Would You Rather Have a Jury or an Arbitrator Decide Your Personal Injury Lawsuit?

If you have grounds to file a personal injury lawsuit it may be that you have an option to have an arbitrator decide your case rather than a jury. Is that in your favor? Which option should you choose? The answer is not as simple as you may think. Keep reading to learn the pros and cons of both options and then contact Law Offices of Fernando D. Vargas at 909-982-0707 if you are in need of a free case evaluation from a highly-experienced personal injury attorney.

What is Arbitration?

First, let us cover what arbitration is and what you can expect during the process. It is an alternative dispute resolution option that involves a third party who sits down with you and the other side to come up with a resolution. This third-party is unbiased and neutral – they are known as the arbitrator. In many ways, arbitration is similar to a trial but it is not quite as formal.

There Are Advantages to Arbitration

There are a number of advantages to choosing arbitration over a jury trial. First, it is generally much faster than going through the process of litigation. This can be important when you are dealing with huge medical bills and do not want to wait for the potential years it can take to get through the litigation process.

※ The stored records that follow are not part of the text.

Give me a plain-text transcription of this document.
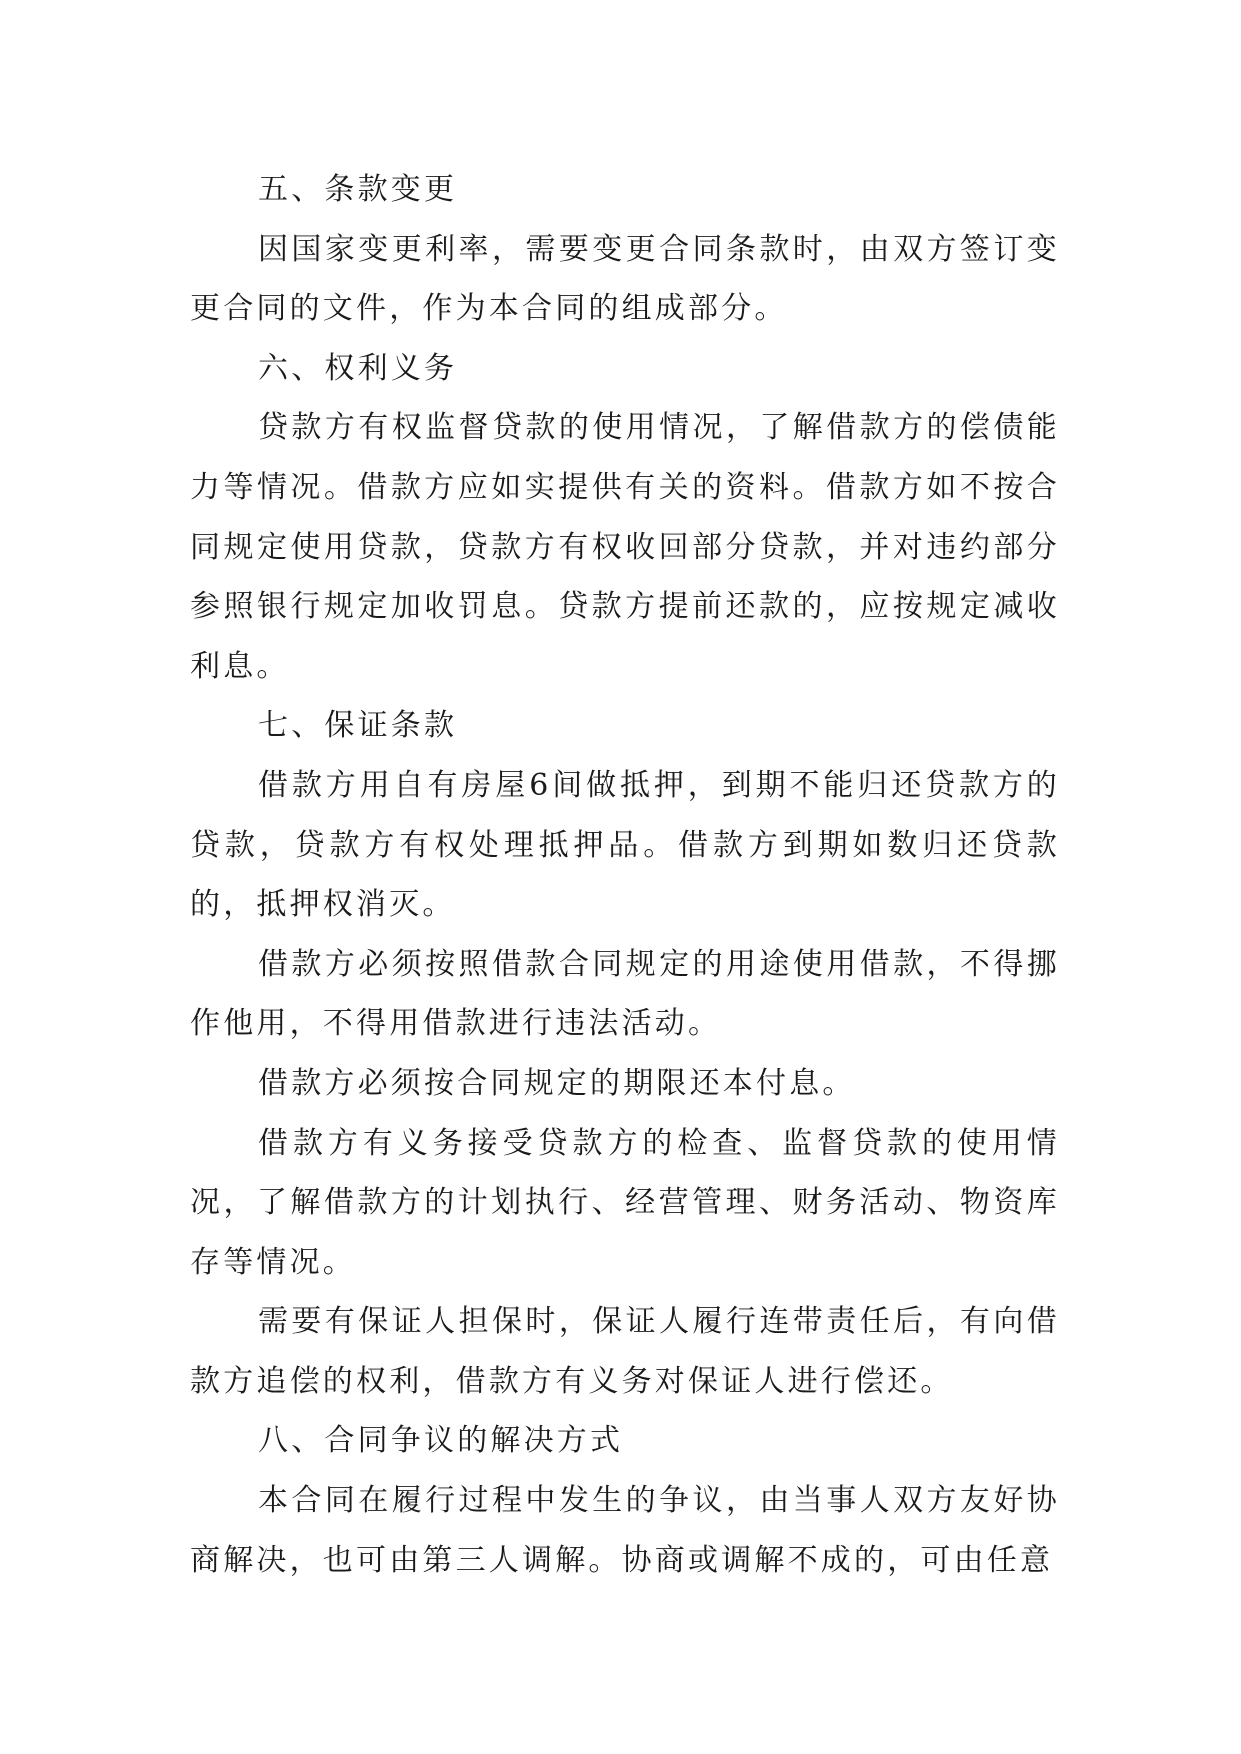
五、条款变更

因国家变更利率，需要变更合同条款时，由双方签订变更合同的文件，作为本合同的组成部分。

六、权利义务

贷款方有权监督贷款的使用情况，了解借款方的偿债能力等情况。借款方应如实提供有关的资料。借款方如不按合同规定使用贷款，贷款方有权收回部分贷款，并对违约部分参照银行规定加收罚息。贷款方提前还款的，应按规定减收利息。

七、保证条款

借款方用自有房屋6间做抵押，到期不能归还贷款方的贷款，贷款方有权处理抵押品。借款方到期如数归还贷款的，抵押权消灭。

借款方必须按照借款合同规定的用途使用借款，不得挪作他用，不得用借款进行违法活动。

借款方必须按合同规定的期限还本付息。

借款方有义务接受贷款方的检查、监督贷款的使用情况，了解借款方的计划执行、经营管理、财务活动、物资库存等情况。

需要有保证人担保时，保证人履行连带责任后，有向借款方追偿的权利，借款方有义务对保证人进行偿还。

八、合同争议的解决方式

本合同在履行过程中发生的争议，由当事人双方友好协商解决，也可由第三人调解。协商或调解不成的，可由任意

Second, there is a lot more flexibility to craft an arbitration result that both you and the at-fault party will e happy with. In most cases, it is less expensive to go through arbitration than it is to go to trial. Both parties choose the arbitration to ensure that there is a much lower chance of a conflict of interest. Finally, keep in mind that while trials are public, arbitration is confidential.

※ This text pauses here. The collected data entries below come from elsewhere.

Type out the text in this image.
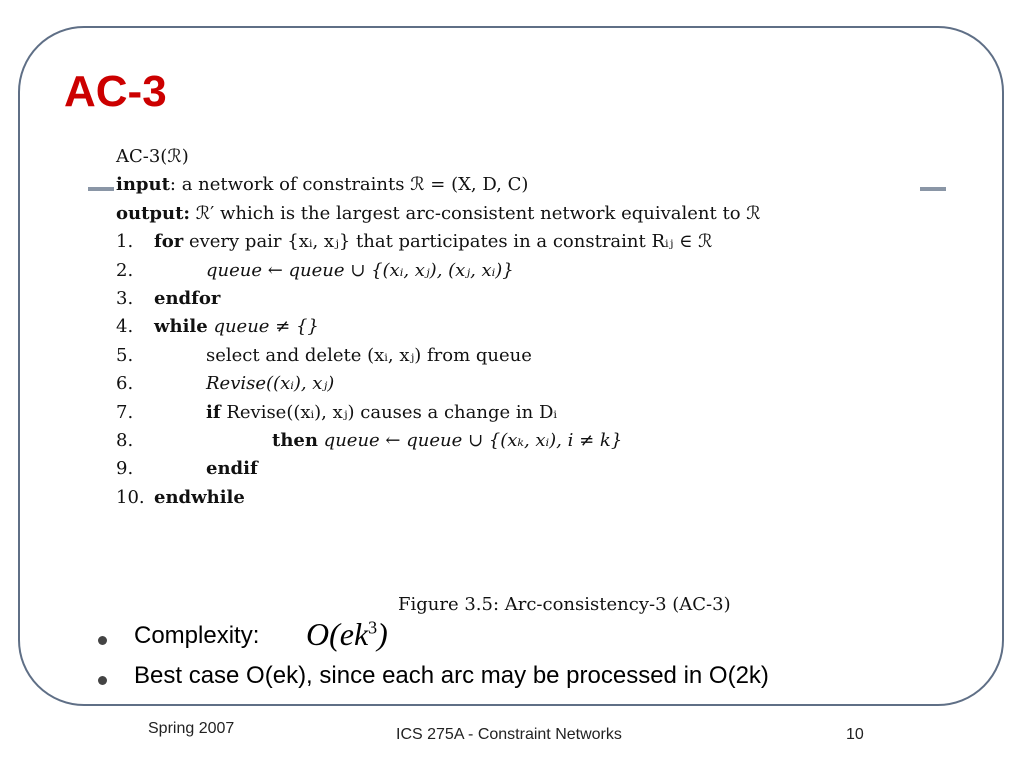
AC-3
AC-3(ℛ)
input: a network of constraints ℛ = (X, D, C)
output: ℛ′ which is the largest arc-consistent network equivalent to ℛ
1. for every pair {xᵢ, xⱼ} that participates in a constraint Rᵢⱼ ∈ ℛ
2.	queue ← queue ∪ {(xᵢ, xⱼ), (xⱼ, xᵢ)}
3. endfor
4. while queue ≠ {}
5.	select and delete (xᵢ, xⱼ) from queue
6.	Revise((xᵢ), xⱼ)
7.	if Revise((xᵢ), xⱼ) causes a change in Dᵢ
8.	then queue ← queue ∪ {(xₖ, xᵢ), i ≠ k}
9.	endif
10. endwhile
Figure 3.5: Arc-consistency-3 (AC-3)
Complexity: $O(ek^3)$
Best case O(ek), since each arc may be processed in O(2k)
Spring 2007	ICS 275A - Constraint Networks	10
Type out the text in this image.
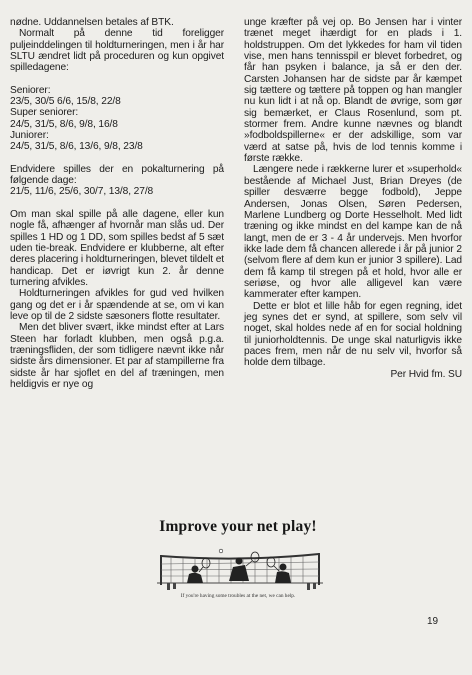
nødne. Uddannelsen betales af BTK.

Normalt på denne tid foreligger puljeinddelingen til holdturneringen, men i år har SLTU ændret lidt på proceduren og kun opgivet spilledagene:

Seniorer:
23/5, 30/5 6/6, 15/8, 22/8
Super seniorer:
24/5, 31/5, 8/6, 9/8, 16/8
Juniorer:
24/5, 31/5, 8/6, 13/6, 9/8, 23/8

Endvidere spilles der en pokalturnering på følgende dage:

21/5, 11/6, 25/6, 30/7, 13/8, 27/8

Om man skal spille på alle dagene, eller kun nogle få, afhænger af hvornår man slås ud. Der spilles 1 HD og 1 DD, som spilles bedst af 5 sæt uden tie-break. Endvidere er klubberne, alt efter deres placering i holdturneringen, blevet tildelt et handicap. Det er iøvrigt kun 2. år denne turnering afvikles.

Holdturneringen afvikles for gud ved hvilken gang og det er i år spændende at se, om vi kan leve op til de 2 sidste sæsoners flotte resultater.

Men det bliver svært, ikke mindst efter at Lars Steen har forladt klubben, men også p.g.a. træningsfliden, der som tidligere nævnt ikke når sidste års dimensioner. Et par af stampillerne fra sidste år har sjoflet en del af træningen, men heldigvis er nye og

unge kræfter på vej op. Bo Jensen har i vinter trænet meget ihærdigt for en plads i 1. holdstruppen. Om det lykkedes for ham vil tiden vise, men hans tennisspil er blevet forbedret, og får han psyken i balance, ja så er den der. Carsten Johansen har de sidste par år kæmpet sig tættere og tættere på toppen og han mangler nu kun lidt i at nå op. Blandt de øvrige, som gør sig bemærket, er Claus Rosenlund, som pt. stormer frem. Andre kunne nævnes og blandt »fodboldspillerne« er der adskillige, som var værd at satse på, hvis de lod tennis komme i første række.

Længere nede i rækkerne lurer et »superhold« bestående af Michael Just, Brian Dreyes (de spiller desværre begge fodbold), Jeppe Andersen, Jonas Olsen, Søren Pedersen, Marlene Lundberg og Dorte Hesselholt. Med lidt træning og ikke mindst en del kampe kan de nå langt, men de er 3 - 4 år undervejs. Men hvorfor ikke lade dem få chancen allerede i år på junior 2 (selvom flere af dem kun er junior 3 spillere). Lad dem få kamp til stregen på et hold, hvor alle er seriøse, og hvor alle alligevel kan være kammerater efter kampen.

Dette er blot et lille håb for egen regning, idet jeg synes det er synd, at spillere, som selv vil noget, skal holdes nede af en for social holdning til juniorholdtennis. De unge skal naturligvis ikke paces frem, men når de nu selv vil, hvorfor så holde dem tilbage.

Per Hvid fm. SU

Improve your net play!
If you're having some troubles at the net, we can help.
19
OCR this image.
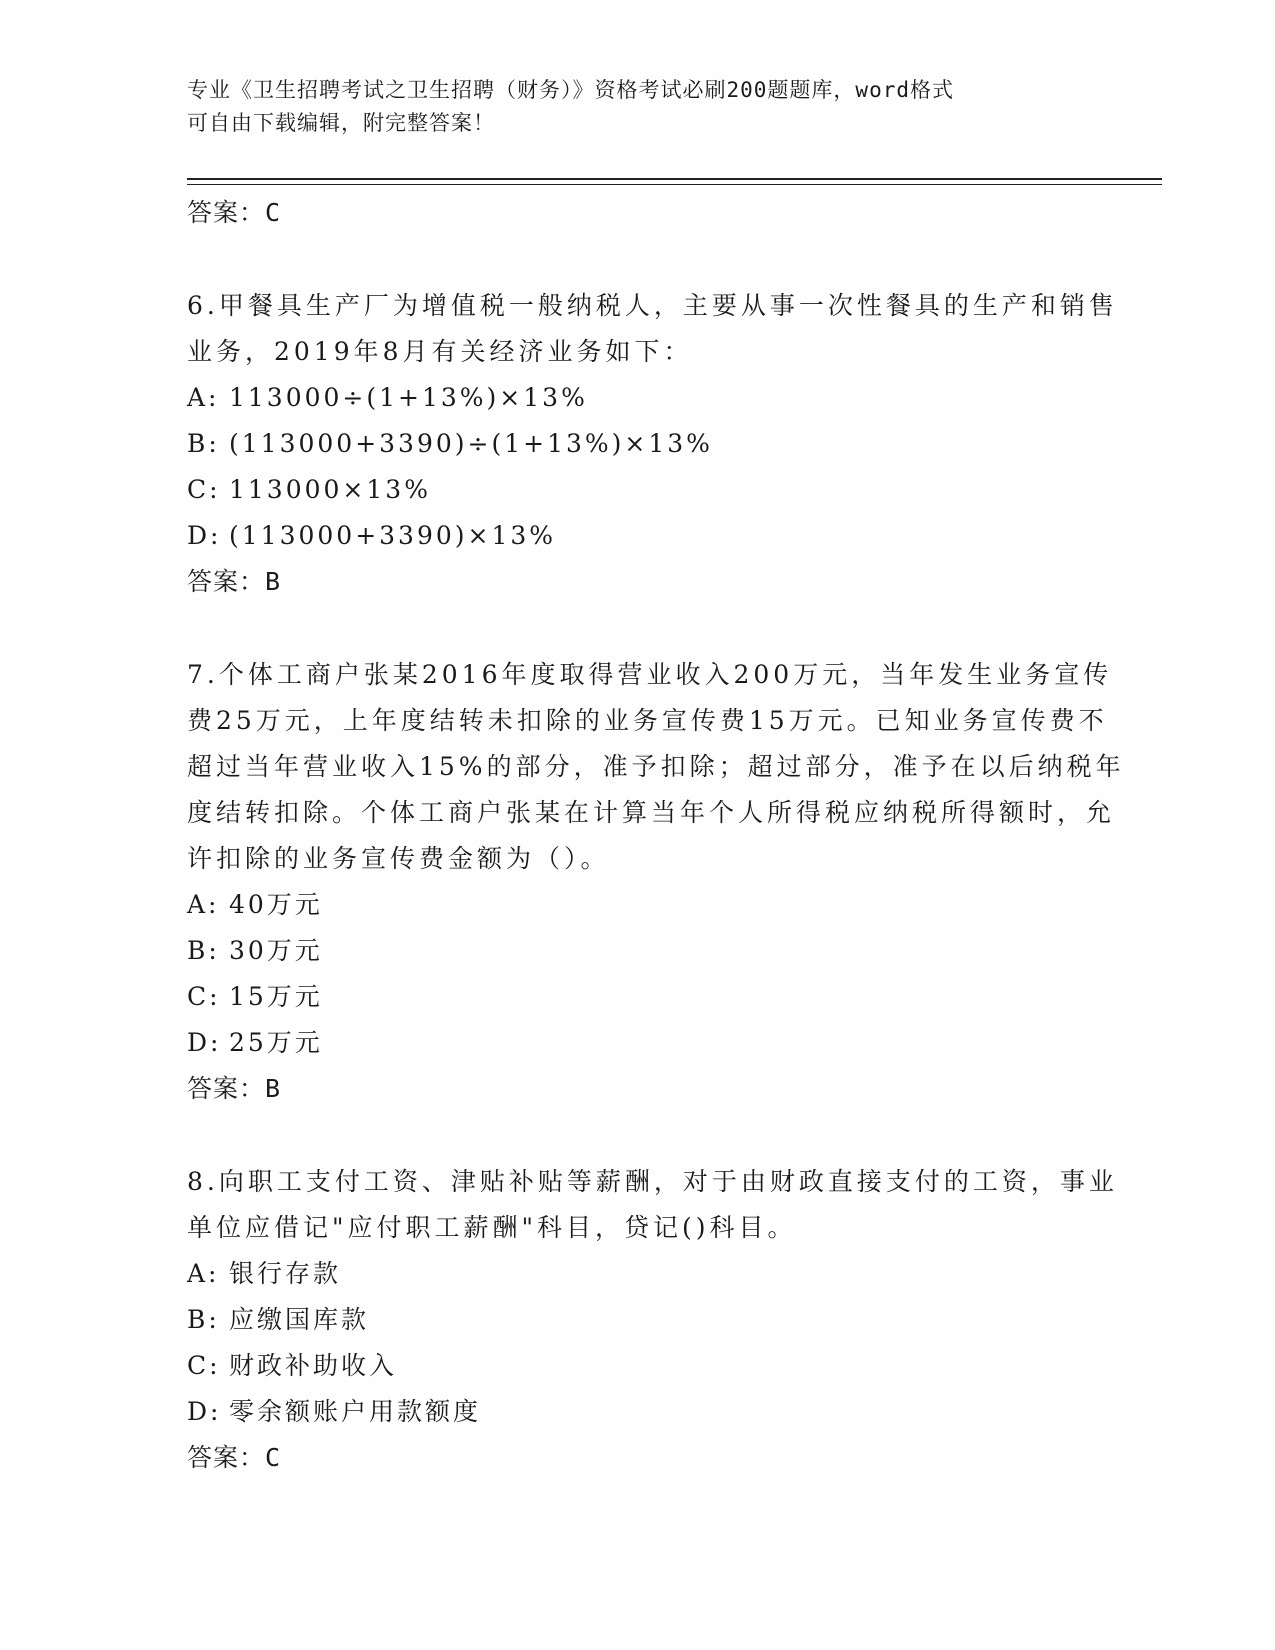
专业《卫生招聘考试之卫生招聘（财务）》资格考试必刷200题题库，word格式
可自由下载编辑，附完整答案！
答案：C
6.甲餐具生产厂为增值税一般纳税人，主要从事一次性餐具的生产和销售业务，2019年8月有关经济业务如下：
A: 113000÷(1+13%)×13%
B: (113000+3390)÷(1+13%)×13%
C: 113000×13%
D: (113000+3390)×13%
答案：B
7.个体工商户张某2016年度取得营业收入200万元，当年发生业务宣传费25万元，上年度结转未扣除的业务宣传费15万元。已知业务宣传费不超过当年营业收入15%的部分，准予扣除；超过部分，准予在以后纳税年度结转扣除。个体工商户张某在计算当年个人所得税应纳税所得额时，允许扣除的业务宣传费金额为（）。
A: 40万元
B: 30万元
C: 15万元
D: 25万元
答案：B
8.向职工支付工资、津贴补贴等薪酬，对于由财政直接支付的工资，事业单位应借记"应付职工薪酬"科目，贷记()科目。
A: 银行存款
B: 应缴国库款
C: 财政补助收入
D: 零余额账户用款额度
答案：C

There Are Two Types of Arbitration

Before choosing between arbitration and a jury trial, it is important to know that there are two types of arbitration. First, there is binding arbitration, which means that whatever decision the arbitrator makes is the final decision in the case. Non-binding arbitration means that either or both parties can reject the arbitrator’s decision and go to trial.

The Advantages and Disadvantages of Going to Trial

There are of course advantages to taking the case to trial too. Remember that at trial, there are strict sets of rules, which can be either a pro or con depending on the specific evidence you want to have admitted to excluded. Judges are assigned – not selected – so you do not have any control over who will be hearing your case. Finally, the trial process can take a long time.

That said, if you have a very strong case then going to trial may be the better option to get the results you want to see. If you are not sure which option is best for you then you should talk to a personal injury attorney who can weigh the pros and cons and give you the information you need to make the most informed decision.